Son dönemde kafamı iyice kurcalamaya başlayan gerçek.
Varoluşum, ben dahil kimsenin onayını almadan 21 yıl önce bu evrende boy göstermeye başladı. Bazen, hayatta bazı anlar vardır; iyi ki doğdum, iyi ki tanık oluyorum bu güzelliklere diye içlenir kendini kutlarsın. Çocukken her gününü kutlarsın! Ancak ne oldu nasıl olduysa, bu güzellemeler tükendi. içimde sadece sıkıntı, midemde bir bulantı, ellerimde hafif titreme ve öze dönmeye çalışırken özden uzaklaşmamın vermiş olduğu hasret var. Bunu birçok şeye bağlayabileceğimden dolayı bilmiyorum sorunun cevabını. Ama bir soru varsa ortada, elbet bir cevabı da vardır. Bulduğum gün ölmekten korkmayacağım. Ama şimdi öyle mi? Her an, ölmekten öyle çok korkuyorum ki...

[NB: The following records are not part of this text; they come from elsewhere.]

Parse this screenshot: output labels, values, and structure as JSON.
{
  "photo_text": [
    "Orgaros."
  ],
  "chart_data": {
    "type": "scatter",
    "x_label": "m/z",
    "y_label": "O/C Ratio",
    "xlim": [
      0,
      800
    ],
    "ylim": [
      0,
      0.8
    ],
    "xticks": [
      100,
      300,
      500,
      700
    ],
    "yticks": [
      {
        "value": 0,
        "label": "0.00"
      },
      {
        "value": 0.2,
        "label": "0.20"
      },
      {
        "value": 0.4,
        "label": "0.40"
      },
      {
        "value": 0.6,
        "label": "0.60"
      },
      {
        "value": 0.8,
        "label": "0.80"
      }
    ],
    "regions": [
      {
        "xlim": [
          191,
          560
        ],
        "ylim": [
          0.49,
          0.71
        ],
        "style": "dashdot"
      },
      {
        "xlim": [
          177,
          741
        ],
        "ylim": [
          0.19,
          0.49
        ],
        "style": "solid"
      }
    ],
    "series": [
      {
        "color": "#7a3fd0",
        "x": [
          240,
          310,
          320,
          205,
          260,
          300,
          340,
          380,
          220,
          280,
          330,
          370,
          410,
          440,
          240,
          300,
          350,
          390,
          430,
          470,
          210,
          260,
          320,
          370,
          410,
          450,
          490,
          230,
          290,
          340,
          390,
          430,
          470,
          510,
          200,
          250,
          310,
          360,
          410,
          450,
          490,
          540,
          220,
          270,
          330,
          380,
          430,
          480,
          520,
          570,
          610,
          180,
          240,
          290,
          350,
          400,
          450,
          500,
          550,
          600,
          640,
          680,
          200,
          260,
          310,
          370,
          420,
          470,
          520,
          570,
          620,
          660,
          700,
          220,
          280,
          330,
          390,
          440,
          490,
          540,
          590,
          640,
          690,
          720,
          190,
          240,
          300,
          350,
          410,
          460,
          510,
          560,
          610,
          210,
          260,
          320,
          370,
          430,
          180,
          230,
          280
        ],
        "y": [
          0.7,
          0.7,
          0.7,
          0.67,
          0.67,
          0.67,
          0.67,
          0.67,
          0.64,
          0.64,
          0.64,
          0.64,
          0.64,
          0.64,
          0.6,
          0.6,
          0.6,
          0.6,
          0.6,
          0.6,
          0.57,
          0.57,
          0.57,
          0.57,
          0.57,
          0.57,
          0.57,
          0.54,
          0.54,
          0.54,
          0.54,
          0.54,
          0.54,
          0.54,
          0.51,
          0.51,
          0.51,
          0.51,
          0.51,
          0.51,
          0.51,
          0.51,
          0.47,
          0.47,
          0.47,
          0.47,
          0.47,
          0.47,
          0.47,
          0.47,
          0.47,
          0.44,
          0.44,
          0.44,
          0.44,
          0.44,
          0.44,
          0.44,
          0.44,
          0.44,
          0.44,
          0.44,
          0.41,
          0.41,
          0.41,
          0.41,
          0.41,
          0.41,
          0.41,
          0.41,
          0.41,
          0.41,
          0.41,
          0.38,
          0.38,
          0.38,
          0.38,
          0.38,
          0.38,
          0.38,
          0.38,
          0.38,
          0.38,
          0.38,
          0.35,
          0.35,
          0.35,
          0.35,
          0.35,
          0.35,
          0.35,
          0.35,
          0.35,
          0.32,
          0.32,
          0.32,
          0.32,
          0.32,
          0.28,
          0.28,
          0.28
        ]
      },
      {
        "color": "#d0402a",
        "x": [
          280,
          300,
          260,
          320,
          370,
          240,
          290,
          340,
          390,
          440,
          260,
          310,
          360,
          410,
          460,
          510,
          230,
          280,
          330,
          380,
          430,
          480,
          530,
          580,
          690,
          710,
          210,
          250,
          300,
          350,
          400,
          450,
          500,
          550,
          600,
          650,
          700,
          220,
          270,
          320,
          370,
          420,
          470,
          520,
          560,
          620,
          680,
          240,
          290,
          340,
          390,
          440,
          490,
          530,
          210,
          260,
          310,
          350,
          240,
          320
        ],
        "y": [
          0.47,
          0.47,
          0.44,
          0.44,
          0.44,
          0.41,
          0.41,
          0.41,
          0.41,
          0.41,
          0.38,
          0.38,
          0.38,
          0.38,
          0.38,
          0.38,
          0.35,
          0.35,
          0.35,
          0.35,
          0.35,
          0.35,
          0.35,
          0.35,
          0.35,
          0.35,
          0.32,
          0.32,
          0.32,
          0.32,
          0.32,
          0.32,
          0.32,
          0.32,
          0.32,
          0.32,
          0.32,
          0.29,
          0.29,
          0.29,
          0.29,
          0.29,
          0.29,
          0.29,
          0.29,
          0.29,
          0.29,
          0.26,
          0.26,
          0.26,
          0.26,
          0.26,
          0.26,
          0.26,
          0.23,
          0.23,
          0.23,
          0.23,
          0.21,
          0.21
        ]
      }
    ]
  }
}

Oh be diyemeden, ılık rüzgarlarda koşamadan, keyifle yağmur altında ıslanamadan ölmekten çok korkuyorum. Bir bu kadar kötü hissi de değer verdiğim insanlarımın adına yaşıyorum. Benden önce göçüp gitse ne olur diye düşünmekten kendimi alıkoyamadığım, alıkoyamadıkça daha da çok düşünüp derinlerde boğulduğum bir anafor gibi. Yaşamaktan bu kadar sıkılırken, ölmekten bu kadar korkmak; dünyada bunca güzellik varken, hep gri bir döngüde hissetmek beni tüketti. Nasıl eskisi kadar mutlu, renkli, umutlu olacağımı bilmiyorum. Ellerimi kaldıracağım yardım için ama sanki bağlıymış gibi zemine sıkıca. Başımın eğikliği de bundandır belki.
Savaşamıyorum artık, hiç gücüm kalmadı. Son nefesimi vermeden, ben de mutlu hissetmek istiyorum. Belki bir gün uyandığımda, ölmeyi unutacağım. Ve o gün geldiğinde emin olun, en çok doğayı seveceğim.